Il y a un peu plus d’un an, alors en plein crise des Gilets jaunes, Emmanuel Macron enjoignait les entreprises à attribuer une prime de 1000€ à leurs salariés. Si cette demande avait été en partie écoutée l’année dernière, ce fut bien moins le cas cette année. En regard de cette mesquinerie à l’égard des travailleurs, il peut être ironique de mettre en avant la volonté de Carlos Ghosn de récupérer sa retraite chapeau après avoir s’être soustrait à la justice japonaise – une action aux prud’hommes est envisagée. Tout ceci met bien en évidence le degré de déconnexion des élites tant économiques que politiques par rapport au quotidien des Français.

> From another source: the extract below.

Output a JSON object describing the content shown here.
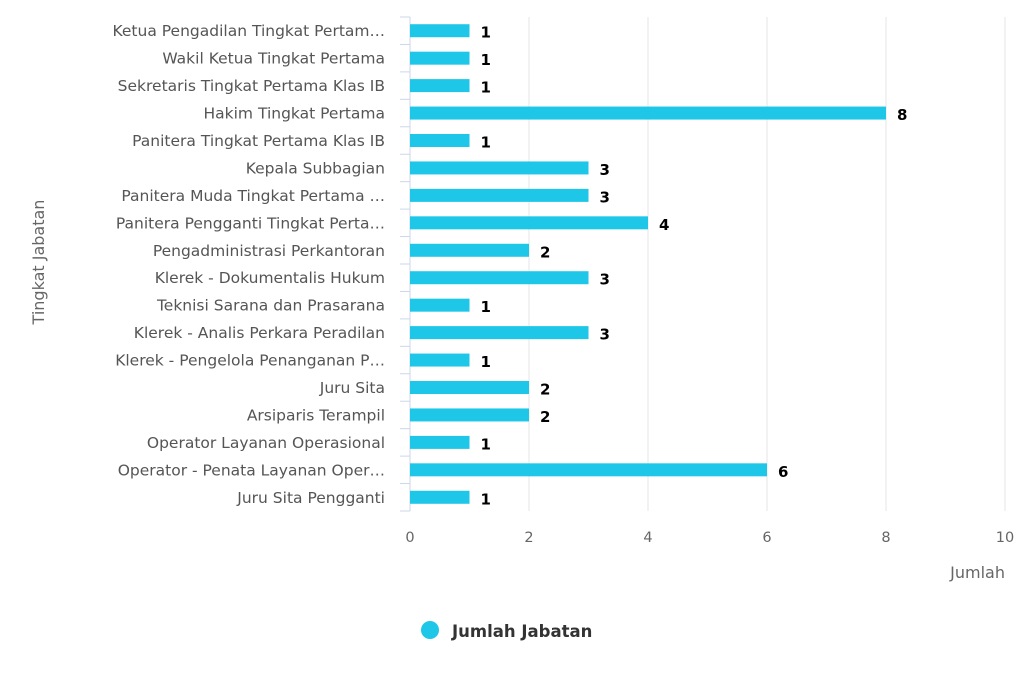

Il serait toutefois inexact de se cantonner à la seule élite économique (à savoir ces grands PDG gavés de stock-options et autres parachutes dorés) tant la dynamique s’est accentuée ces dernières décennies. Alors qu’il n’y a pas si longtemps les managers et autres encadrants étaient principalement récompensés par des primes pour leurs bons résultats, bon nombre d’entre eux parmi les entreprises cotées en bourse le sont désormais avec ces fameux stock-options qui, pour résumer très grossièrement, offrent la possibilité à ces managers – le désormais célèbre top management – d’acquérir des actions de leur entreprise à un prix défini à l’avance, de sorte que si le cours de l’action monte les plus-values sont à la fois immédiates et conséquentes.